A 2015 white paper by Jennifer J. Deal, “Always On, Never Done? Don’t Blame the Smartphone”, found that professionals, managers, and executives who carry smartphones report interacting with work a whopping 13.5 hours every workday, (72 hours per week including weekend work). “In essence, technology and the ‘always on’ expectations of professionals enable organizations to mask poor processes, indecision, dysfunctional cultures, and subpar infrastructure because they know that everyone will pick up the slack,” it says.
John Flint, the chief executive of HSBC, aspires to turn the bank into the “the healthiest human system”. “This will be the most critical enabler of our business strategy. The suggestion that this is in some way in competition with the hard-edged, competitive, testosterone-driven nature of banking, I don’t agree with at all,” he said at the Davos discussion.

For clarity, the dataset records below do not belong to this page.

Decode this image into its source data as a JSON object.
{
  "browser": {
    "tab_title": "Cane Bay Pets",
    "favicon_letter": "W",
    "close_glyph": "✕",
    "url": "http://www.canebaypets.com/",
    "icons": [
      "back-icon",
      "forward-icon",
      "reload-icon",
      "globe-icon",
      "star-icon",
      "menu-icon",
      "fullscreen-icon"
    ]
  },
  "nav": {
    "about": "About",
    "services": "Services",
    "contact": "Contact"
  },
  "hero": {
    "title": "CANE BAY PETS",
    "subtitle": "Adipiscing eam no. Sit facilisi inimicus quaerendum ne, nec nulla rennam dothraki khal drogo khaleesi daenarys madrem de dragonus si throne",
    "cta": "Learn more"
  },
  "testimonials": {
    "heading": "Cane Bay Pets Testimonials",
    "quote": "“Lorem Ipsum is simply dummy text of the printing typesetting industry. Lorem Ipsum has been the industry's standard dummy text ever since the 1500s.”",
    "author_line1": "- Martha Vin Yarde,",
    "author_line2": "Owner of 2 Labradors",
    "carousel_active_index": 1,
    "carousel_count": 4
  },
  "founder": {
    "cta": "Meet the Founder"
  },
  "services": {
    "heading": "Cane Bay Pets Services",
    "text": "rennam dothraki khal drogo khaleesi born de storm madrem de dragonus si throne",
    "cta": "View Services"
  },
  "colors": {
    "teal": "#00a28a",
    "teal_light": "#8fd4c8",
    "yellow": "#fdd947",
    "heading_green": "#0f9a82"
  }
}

"I know personally the profound difference between being at my best and not at my best. We know that fear is terribly important when it comes to decision-making. How do we rethink people policies that allow individuals to really breathe, to have a sense of wholeness and of being in charge of their lives,” he asked.
One way to ensure better workplace culture is removing the stigma attached to mental health.
“Within our system of 230,000 people we do have people who have survived and come out the other side… I’ve learned that those who have recovered often possess a resilience and a resourcefulness, and an interest in human nature, an empathy and an EQ which most of us don’t possess. I regard the survivors as an absolute asset.”
Another suggestion is reducing work hours, as suggested by Adam Grant, best-selling author and professor of management and psychology at Wharton School, University of Pennsylvania, in a separate discussion at Davos.
“We have some good experiments showing that if you reduce work hours, people are able to focus their attention more effectively, they end up producing just as much, often with higher quality and creativity, and they are also more loyal to the organizations that are willing to give them the flexibility to care about their lives outside of work,” he said.